Intimo os executados, POR PUBLICAÇÃO, eis que possuem advogados constituídos nos autos, para o pagamento do débito, no prazo de 15 dias úteis, sob pena de multa de 10% e, também, de honorários advocatícios de 10% sobre o valor do débito, na forma do § 1º do artigo 523 do Código de Processo Civil.
Advirta-se, ainda, que o pagamento no prazo assinalado o isenta da multa e dos honorários advocatícios da fase de cumprimento de sentença.
Caso ocorra pagamento, intime-se o exequente para, no prazo de 05 dias, dizer se dá quitação do débito, possibilitando a resolução da fase de cumprimento de sentença.
Ressalto de que seu silêncio importará em anuência em relação à satisfação integral do débito.
Desta forma, havendo anuência com o valor depositado, basta ao credor deixar transcorrer o prazo sem manifestação, a fim de evitar a sobrecarga da serventia com a juntada de petições desnecessárias.
Com a referida anuência, expeça-se ofício para a transferência da quantia depositada em favor do credor, caso a conta bancária tenha sido indicada, ou alvará da quantia mencionada.
Caso não ocorra o pagamento, intime-se o exequente para apresentar planilha atualizada do débito, com o acréscimo da multa e dos honorários advocatícios arbitrados para o cumprimento de sentença, bem como a conta(s) bancária(s) do titular do crédito (parte e advogado, caso haja honorários advocatícios sucumbenciais) para que o Juízo promova a transferência eletrônica dos valores que vierem a ser depositados pelo executado ou que sejam oriundos de constrições judiciais, eis que se trata de medida que veio tornar mais célere o cumprimento da obrigação, observando o que estabelece o parágrafo único, do artigo 906 do CPC.
Na hipótese de realização de depósito judicial, sem o objetivo de quitação da obrigação ou se positiva eventual penhora de valores ou bens do devedor, estes somente poderão ser liberados em favor do credor com apresentação de caução idônea ou com o trânsito em julgado da sentença condenatória, sendo possível a sua dispensa nos termos do artigo 521 desse Código.

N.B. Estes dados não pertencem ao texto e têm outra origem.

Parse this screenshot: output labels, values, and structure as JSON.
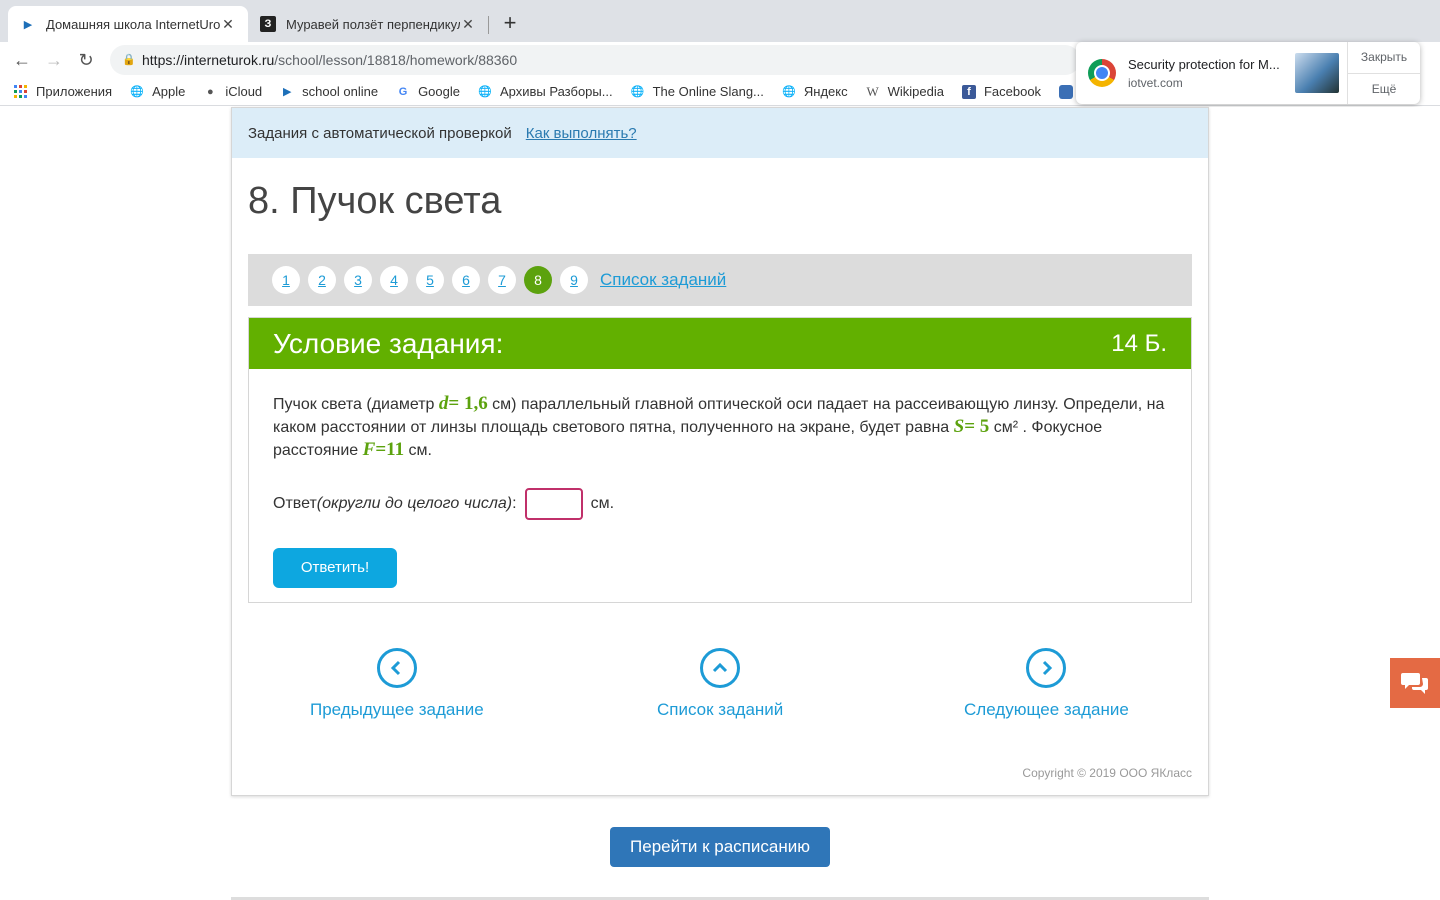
{
  "browser": {
    "tabs": [
      {
        "title": "Домашняя школа InternetUrok",
        "favicon": "play-icon"
      },
      {
        "title": "Муравей ползёт перпендикул",
        "favicon": "znanija-icon",
        "favicon_text": "З"
      }
    ],
    "url_host": "https://interneturok.ru",
    "url_path": "/school/lesson/18818/homework/88360",
    "bookmarks": [
      {
        "label": "Приложения",
        "icon": "apps-grid-icon"
      },
      {
        "label": "Apple",
        "icon": "globe-icon"
      },
      {
        "label": "iCloud",
        "icon": "apple-icon"
      },
      {
        "label": "school online",
        "icon": "play-icon"
      },
      {
        "label": "Google",
        "icon": "google-icon"
      },
      {
        "label": "Архивы Разборы...",
        "icon": "globe-icon"
      },
      {
        "label": "The Online Slang...",
        "icon": "globe-icon"
      },
      {
        "label": "Яндекс",
        "icon": "globe-icon"
      },
      {
        "label": "Wikipedia",
        "icon": "wikipedia-icon"
      },
      {
        "label": "Facebook",
        "icon": "facebook-icon"
      }
    ]
  },
  "notification": {
    "title": "Security protection for M...",
    "source": "iotvet.com",
    "close_label": "Закрыть",
    "more_label": "Ещё"
  },
  "page": {
    "info_text": "Задания с автоматической проверкой",
    "info_link": "Как выполнять?",
    "task_title": "8. Пучок света",
    "pager": [
      "1",
      "2",
      "3",
      "4",
      "5",
      "6",
      "7",
      "8",
      "9"
    ],
    "current_page": "8",
    "task_list_link": "Список заданий",
    "condition": {
      "header": "Условие задания:",
      "points": "14 Б.",
      "text_1": "Пучок света (диаметр ",
      "math_d": "d",
      "math_d_val": "= 1,6",
      "text_2": " см) параллельный главной оптической оси падает на рассеивающую линзу. Определи, на каком расстоянии от линзы площадь светового пятна, полученного на экране, будет равна ",
      "math_s": "S",
      "math_s_val": "= 5",
      "text_3": " см² . Фокусное расстояние ",
      "math_f": "F",
      "math_f_val": "=11",
      "text_4": " см.",
      "answer_label": "Ответ ",
      "answer_hint": "(округли до целого числа)",
      "answer_colon": ":",
      "answer_value": "",
      "answer_unit": "см.",
      "submit_label": "Ответить!"
    },
    "nav": {
      "prev": "Предыдущее задание",
      "list": "Список заданий",
      "next": "Следующее задание"
    },
    "copyright": "Copyright © 2019 ООО ЯКласс",
    "schedule_button": "Перейти к расписанию"
  },
  "colors": {
    "green": "#62b000",
    "blue_link": "#1d9bd6",
    "button_blue": "#0da7e0",
    "schedule_blue": "#2f76b8",
    "chat_orange": "#e46a44"
  }
}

Cientifico o executado de que, transcorrido o prazo sem o pagamento voluntário, iniciam-se os 15 (quinze) dias para que, independentemente de penhora ou nova intimação, apresente, nos próprios autos, sua impugnação, na forma do artigo 525 do NCPC, que somente poderá versar sobre as hipóteses elencadas em seu parágrafo primeiro, observando-se em relação aos cálculos os parágrafos 4º e 5º.” Os agravantes argumentam em suas razões recursais (Id. 58495871), em síntese, que o Juízo singular incorreu em equívoco ao determinar, nos autos do incidente processual de cumprimento de sentença instaurado pela agravada, a intimação dos devedores para pagamento voluntário da dívida mediante publicação no Diário da Justiça, na pessoa de seu advogado constituído nos autos.
Argumentam que não têm advogado constituído nos autos do aludido incidente processual, mas apenas nos autos do processo de conhecimento em que foi proferida a sentença ora em fase de cumprimento.
Verberam, assim, que deve ser declarada a nulidade do ato processual impugnado, pois não foram validamente “citados” para tomar conhecimento a respeito da instauração do incidente de cumprimento de sentença.
Requerem, portanto, a antecipação da tutela recursal para que seja declarada a invalidade do ato processual aludido, com a subsequente determinação de “citação” dos recorrentes “pelos meios legais a disposição daquele Juízo”. É a breve exposição.
Decido.
Inicialmente convém destacar que os agravantes não instruíram o presente recurso com a guia de recolhimento do valor referente ao preparo recursal e o respectivo comprovante de pagamento, circunstância que justificaria, em um primeiro momento, a concessão de prazo para que os recorrentes procedessem ao recolhimento em dobro do montante correspondente, nos moldes da regra prevista no art. 1007, § 4º, do CPC.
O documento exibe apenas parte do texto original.